When we grow up being familiar with the person that we are, we are usually aware that there is something within ourselves that needs to come into being in order for us to be fully the person we can be. Becoming the person that you are brings the greatest of all satisfactions because you no longer have to pretend that you are someone else. Failing to become the person that you are is to many people their greatest loss. Many adults who, to the outside observer, lead secure and comfortable lives, experience a kind of heartache or angst to which they cannot put a name. Often they know the cause of the heartache, but they dare not say it aloud because the family and friends would not understand. Perhaps they became a civil servant instead of spending their life experiencing the danger and exultation of climbing mountains; or they may have had just one child instead of the six they intended to have. People like these have settled for less than what they might have been. One of the most poignant scenes in the history of the cinema is in On the Waterfront where Marlon Brando, playing Terry Malloy, a failed boxer, says to his brother, played by Rod Steiger, ‘I could’ve been a contender. I could’ve had class and been somebody. Real class. Instead of a bum, let’s face it, which is what I am.’ Terry had been persuaded by his brother to throw a fight so that his brother’s criminal boss would win a bet. In real life, Terry would have remained a bum, but in true Hollywood style, he found redemption, that is, became the person he knew he had it within him to be, not just by being courageous but by telling the truth.
In real life, some people find themselves by lying.

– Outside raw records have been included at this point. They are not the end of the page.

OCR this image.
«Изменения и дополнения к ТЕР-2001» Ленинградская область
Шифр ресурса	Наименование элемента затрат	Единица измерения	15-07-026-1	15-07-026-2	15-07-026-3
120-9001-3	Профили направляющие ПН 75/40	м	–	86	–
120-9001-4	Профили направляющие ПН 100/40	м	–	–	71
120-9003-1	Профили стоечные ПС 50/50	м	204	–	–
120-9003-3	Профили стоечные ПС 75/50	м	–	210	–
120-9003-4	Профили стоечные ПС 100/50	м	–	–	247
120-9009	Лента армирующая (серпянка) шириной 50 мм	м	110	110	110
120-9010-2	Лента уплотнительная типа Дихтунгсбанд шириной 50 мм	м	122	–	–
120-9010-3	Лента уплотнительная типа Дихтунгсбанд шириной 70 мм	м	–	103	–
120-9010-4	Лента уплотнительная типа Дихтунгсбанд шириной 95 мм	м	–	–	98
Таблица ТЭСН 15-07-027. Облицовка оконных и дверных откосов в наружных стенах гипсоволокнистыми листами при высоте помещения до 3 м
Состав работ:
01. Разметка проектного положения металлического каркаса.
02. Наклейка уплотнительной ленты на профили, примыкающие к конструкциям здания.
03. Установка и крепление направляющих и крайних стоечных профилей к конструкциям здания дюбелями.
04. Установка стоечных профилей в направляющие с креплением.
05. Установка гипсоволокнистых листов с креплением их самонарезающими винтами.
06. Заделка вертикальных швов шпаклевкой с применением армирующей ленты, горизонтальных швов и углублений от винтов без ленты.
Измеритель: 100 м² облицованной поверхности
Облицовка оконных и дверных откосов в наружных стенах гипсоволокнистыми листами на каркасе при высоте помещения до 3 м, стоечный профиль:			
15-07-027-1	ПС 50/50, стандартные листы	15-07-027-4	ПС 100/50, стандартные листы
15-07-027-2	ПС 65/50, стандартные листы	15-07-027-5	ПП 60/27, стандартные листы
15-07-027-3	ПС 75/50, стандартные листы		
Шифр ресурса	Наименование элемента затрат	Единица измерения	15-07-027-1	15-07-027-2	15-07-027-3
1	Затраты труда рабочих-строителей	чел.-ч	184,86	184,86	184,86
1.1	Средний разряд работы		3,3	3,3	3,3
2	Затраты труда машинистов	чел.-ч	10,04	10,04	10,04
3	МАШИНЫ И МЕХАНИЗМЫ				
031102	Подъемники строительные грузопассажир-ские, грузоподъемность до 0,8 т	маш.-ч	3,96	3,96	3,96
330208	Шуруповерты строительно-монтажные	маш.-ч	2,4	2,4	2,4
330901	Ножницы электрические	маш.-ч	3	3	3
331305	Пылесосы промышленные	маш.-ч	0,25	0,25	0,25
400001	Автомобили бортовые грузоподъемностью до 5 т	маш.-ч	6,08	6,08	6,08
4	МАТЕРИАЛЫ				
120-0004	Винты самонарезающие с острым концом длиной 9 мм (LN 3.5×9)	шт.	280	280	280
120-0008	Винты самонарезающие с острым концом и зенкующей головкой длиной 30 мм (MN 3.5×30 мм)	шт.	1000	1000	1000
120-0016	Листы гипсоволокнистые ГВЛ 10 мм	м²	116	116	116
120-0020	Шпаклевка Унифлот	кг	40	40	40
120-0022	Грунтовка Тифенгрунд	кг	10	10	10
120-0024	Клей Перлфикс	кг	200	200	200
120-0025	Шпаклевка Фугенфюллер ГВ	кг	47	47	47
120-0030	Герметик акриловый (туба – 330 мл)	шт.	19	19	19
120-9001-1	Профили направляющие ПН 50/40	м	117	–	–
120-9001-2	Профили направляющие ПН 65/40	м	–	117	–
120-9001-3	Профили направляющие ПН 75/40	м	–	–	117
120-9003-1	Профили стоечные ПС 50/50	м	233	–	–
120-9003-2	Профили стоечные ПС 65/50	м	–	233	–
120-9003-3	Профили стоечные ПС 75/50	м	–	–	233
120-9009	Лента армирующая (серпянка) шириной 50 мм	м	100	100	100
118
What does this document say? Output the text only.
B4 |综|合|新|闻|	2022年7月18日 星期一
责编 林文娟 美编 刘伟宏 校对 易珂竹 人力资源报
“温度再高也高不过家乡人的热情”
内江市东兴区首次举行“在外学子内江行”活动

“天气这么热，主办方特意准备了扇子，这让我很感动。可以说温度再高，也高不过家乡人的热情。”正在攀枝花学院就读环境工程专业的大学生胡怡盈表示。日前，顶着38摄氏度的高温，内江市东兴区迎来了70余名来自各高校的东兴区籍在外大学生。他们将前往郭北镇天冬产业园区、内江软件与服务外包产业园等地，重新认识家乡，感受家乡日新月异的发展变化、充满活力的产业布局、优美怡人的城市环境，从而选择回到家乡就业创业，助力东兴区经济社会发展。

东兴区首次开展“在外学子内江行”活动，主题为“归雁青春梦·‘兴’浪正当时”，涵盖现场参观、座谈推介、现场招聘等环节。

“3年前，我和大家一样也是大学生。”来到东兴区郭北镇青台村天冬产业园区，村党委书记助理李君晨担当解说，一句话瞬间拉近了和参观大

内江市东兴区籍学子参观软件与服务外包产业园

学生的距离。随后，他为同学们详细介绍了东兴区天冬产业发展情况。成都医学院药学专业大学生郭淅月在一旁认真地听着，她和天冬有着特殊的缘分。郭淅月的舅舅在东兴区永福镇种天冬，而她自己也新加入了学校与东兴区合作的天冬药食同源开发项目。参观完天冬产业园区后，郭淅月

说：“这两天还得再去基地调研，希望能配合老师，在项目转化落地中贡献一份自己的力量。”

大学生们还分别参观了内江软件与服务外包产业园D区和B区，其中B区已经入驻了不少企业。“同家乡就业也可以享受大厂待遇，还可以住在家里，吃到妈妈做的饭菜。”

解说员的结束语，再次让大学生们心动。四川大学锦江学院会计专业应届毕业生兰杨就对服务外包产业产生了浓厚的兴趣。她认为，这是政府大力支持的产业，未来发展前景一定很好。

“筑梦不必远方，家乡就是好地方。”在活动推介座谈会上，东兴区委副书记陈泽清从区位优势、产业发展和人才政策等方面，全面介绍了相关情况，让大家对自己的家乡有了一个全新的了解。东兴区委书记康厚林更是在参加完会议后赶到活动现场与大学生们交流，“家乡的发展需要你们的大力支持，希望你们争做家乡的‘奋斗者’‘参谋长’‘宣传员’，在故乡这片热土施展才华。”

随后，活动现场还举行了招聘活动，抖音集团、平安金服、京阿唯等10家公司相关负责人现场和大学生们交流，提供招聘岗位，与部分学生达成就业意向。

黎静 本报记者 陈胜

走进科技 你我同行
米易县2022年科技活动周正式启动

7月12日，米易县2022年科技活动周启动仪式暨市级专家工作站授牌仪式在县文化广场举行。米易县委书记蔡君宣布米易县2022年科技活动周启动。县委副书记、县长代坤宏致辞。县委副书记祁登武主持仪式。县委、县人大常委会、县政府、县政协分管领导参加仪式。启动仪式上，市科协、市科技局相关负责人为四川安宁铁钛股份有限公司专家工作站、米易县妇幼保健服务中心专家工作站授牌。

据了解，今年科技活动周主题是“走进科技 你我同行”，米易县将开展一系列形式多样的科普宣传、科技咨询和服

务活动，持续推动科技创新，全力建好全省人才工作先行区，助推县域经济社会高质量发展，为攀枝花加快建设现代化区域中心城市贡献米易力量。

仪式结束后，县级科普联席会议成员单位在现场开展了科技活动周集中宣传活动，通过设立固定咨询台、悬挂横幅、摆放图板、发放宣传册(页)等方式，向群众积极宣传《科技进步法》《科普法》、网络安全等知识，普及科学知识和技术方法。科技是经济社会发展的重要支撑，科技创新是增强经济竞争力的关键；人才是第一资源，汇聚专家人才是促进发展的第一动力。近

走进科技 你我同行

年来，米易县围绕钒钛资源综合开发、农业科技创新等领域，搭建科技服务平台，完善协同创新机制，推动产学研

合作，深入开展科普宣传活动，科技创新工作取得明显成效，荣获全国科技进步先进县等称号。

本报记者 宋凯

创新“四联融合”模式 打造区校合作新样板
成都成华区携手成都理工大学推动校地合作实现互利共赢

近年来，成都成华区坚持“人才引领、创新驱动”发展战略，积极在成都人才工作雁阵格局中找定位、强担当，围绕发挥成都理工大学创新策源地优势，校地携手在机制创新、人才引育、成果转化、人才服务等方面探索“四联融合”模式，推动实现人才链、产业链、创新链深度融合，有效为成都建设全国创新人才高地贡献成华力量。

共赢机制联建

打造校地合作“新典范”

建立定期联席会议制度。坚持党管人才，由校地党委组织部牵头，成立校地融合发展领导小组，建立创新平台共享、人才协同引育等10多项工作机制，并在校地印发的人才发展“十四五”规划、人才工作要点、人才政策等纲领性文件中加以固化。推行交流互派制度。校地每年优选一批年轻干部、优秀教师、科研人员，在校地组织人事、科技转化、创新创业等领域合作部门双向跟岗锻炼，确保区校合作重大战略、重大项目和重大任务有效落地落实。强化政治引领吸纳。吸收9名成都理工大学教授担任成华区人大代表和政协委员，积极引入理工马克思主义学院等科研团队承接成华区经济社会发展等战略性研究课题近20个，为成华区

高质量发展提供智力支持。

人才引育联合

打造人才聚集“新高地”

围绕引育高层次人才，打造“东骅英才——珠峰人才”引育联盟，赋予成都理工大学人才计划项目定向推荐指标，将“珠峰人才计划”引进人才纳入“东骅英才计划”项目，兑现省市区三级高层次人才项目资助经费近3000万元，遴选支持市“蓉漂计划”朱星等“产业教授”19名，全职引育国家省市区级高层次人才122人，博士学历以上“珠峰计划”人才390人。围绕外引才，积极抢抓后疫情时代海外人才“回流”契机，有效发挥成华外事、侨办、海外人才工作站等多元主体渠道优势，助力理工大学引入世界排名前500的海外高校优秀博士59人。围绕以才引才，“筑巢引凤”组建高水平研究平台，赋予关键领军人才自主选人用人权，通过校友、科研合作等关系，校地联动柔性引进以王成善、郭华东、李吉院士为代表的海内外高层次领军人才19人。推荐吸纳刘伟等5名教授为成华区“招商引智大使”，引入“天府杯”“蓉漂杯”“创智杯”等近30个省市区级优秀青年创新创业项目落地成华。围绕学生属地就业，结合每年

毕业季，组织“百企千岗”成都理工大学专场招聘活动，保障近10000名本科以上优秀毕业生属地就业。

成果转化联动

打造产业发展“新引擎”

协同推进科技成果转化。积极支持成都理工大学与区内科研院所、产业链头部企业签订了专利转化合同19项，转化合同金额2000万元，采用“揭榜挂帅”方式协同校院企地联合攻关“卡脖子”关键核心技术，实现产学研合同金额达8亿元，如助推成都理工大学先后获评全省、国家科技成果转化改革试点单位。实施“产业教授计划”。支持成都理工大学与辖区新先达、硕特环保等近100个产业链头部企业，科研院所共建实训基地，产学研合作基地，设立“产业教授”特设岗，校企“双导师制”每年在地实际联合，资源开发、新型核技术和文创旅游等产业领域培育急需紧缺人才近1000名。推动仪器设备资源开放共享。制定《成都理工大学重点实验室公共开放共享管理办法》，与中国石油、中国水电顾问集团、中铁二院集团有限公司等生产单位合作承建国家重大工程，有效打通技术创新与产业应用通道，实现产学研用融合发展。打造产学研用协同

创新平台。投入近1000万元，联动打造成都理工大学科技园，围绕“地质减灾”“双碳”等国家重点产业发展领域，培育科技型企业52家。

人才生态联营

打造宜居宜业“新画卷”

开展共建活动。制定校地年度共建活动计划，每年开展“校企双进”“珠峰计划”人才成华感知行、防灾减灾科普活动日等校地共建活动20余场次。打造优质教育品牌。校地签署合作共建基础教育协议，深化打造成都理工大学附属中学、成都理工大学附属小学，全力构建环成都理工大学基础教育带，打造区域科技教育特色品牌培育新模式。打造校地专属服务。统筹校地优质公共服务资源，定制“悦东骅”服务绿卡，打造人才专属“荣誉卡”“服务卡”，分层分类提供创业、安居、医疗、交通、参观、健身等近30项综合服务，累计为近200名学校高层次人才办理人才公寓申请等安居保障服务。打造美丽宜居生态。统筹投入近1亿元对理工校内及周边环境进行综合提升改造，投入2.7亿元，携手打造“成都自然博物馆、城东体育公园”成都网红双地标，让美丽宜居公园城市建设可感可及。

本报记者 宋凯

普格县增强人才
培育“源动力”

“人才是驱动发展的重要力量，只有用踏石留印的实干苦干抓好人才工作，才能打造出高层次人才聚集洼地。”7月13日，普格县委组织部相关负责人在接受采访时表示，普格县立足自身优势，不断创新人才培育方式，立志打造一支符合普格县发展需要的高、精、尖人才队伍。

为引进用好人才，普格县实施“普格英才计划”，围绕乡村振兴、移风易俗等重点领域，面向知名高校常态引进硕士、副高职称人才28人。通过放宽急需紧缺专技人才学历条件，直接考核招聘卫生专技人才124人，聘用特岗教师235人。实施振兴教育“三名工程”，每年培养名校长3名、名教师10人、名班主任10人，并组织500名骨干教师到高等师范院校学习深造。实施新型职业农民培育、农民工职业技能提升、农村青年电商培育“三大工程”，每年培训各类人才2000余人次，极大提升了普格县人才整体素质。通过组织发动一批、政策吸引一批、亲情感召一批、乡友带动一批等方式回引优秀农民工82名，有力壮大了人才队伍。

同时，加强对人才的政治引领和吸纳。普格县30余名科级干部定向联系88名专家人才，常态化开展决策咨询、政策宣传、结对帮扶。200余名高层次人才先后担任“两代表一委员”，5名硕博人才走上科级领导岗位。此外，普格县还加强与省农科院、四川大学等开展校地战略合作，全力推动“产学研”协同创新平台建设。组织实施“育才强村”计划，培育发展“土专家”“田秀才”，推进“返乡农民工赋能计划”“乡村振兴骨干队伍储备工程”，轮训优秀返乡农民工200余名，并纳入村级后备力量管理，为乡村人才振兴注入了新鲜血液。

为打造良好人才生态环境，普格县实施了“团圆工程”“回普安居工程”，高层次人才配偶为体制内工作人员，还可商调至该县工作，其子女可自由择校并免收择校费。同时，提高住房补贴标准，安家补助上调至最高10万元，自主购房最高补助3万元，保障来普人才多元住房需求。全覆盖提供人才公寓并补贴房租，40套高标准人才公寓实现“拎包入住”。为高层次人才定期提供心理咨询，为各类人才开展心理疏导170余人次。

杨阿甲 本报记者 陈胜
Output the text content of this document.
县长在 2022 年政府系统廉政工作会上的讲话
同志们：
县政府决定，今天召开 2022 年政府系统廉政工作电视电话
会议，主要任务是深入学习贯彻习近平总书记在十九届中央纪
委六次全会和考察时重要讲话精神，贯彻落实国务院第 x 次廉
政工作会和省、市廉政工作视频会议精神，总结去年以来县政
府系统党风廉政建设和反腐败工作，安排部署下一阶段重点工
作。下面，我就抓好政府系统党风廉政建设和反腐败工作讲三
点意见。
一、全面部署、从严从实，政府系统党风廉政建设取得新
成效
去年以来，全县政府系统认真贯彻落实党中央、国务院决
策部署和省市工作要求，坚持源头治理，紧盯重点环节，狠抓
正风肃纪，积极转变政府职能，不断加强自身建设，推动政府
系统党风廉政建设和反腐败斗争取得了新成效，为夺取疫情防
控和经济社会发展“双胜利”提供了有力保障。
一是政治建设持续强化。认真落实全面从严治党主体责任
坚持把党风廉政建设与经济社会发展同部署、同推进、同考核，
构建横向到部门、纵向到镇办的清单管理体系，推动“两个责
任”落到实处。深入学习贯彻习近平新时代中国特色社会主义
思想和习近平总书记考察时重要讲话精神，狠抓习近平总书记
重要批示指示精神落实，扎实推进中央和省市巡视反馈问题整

Tobias Wolff is world renowned for telling the truth through fiction – his great short stories and novels – but he also wrote two volumes of autobiography which are a truthful account of lies and liars. His mother’s lies were fantasies of about-to-happen happiness. In the next town, when she gets her next job, when she meets the right man, she and Tobias will be happy, while all the time she moved from place to place without a clear plan or aim, working at whatever she could get, and unerringly finding the wrong kind of man. Tobias’s father lied to impress others, and to avoid paying any bills. Children learn from what their parents do, and so Tobias learned how to lie. In his youth and early adulthood he lived a formless, chaotic existence, acting out his emotions and not understanding what he was doing. He knew that he was disobedient, lazy, aggressive and careless, responding without thought to whatever he encountered. He was a poor student, but in his early teens he decided to become a writer, and never wished to do anything else. Within the chaos of his life he had some misty awareness of the person he could be. He saw that if he stayed at Concrete High in Chinook near Seattle, oppressed and used by his stepfather, he did not have a future that would be worth living. So he created a plan made up entirely of lies, yet these lies contained a truth.
He set out to win a place in one or other of the best private schools in America, even though there was nothing in his school record that would recommend him to any of these schools. He wrote to each school, requested application forms, and filled them in. He wrote letters of support supposedly from his teachers. ‘The words came as easily as if someone were breathing them into my ear.